Delusions of Large Language Models
This addresses the problem of unreliable AI outputs for users of large language models, though it appears incremental by focusing on a specific subtype of hallucinations.
The paper identifies and studies LLM delusions, defined as factually incorrect outputs with abnormally high confidence that are harder to detect than ordinary hallucinations. Through empirical analysis on Question Answering tasks, they show delusions are prevalent, distinct from hallucinations, and harder to mitigate via finetuning or self-reflection.
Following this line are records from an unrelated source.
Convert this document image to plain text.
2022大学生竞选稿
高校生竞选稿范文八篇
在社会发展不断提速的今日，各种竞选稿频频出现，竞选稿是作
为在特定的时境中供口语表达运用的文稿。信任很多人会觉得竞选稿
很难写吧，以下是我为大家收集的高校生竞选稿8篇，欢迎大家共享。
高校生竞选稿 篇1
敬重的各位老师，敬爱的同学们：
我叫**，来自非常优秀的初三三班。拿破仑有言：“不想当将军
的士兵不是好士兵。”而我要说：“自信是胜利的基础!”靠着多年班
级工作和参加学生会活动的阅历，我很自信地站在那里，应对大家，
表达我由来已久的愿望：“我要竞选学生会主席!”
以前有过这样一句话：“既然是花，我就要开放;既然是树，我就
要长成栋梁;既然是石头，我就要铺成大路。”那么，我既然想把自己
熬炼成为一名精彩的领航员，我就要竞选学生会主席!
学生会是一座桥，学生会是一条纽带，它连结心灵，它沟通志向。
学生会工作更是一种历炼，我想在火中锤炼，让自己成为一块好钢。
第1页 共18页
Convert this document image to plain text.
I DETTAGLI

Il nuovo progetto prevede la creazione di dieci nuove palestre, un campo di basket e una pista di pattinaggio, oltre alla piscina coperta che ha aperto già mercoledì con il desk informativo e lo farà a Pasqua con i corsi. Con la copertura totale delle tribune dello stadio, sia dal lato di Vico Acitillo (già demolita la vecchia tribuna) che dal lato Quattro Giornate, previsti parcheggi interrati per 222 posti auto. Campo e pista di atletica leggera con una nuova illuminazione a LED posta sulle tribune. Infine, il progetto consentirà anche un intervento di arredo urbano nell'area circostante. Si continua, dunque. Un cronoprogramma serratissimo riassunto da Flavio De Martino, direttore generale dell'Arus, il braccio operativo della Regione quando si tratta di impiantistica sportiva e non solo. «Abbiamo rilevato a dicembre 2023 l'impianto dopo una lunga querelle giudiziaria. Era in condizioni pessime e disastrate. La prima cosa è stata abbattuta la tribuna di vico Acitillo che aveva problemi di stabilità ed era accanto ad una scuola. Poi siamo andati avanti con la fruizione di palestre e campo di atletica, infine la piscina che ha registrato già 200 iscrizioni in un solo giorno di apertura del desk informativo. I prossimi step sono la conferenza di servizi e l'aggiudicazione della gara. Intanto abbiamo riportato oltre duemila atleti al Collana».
Large Language Models often generate factually incorrect but plausible outputs, known as hallucinations. We identify a more insidious phenomenon, LLM delusion, defined as high belief hallucinations, incorrect outputs with abnormally high confidence, making them harder to detect and mitigate. Unlike ordinary hallucinations, delusions persist with low uncertainty, posing significant challenges to model reliability. Through empirical analysis across different model families and sizes on several Question Answering tasks, we show that delusions are prevalent and distinct from hallucinations. LLMs exhibit lower honesty with delusions, which are harder to override via finetuning or self reflection. We link delusion formation with training dynamics and dataset noise and explore mitigation strategies such as retrieval augmented generation and multi agent debating to mitigate delusions. By systematically investigating the nature, prevalence, and mitigation of LLM delusions, our study provides insights into the underlying causes of this phenomenon and outlines future directions for improving model reliability.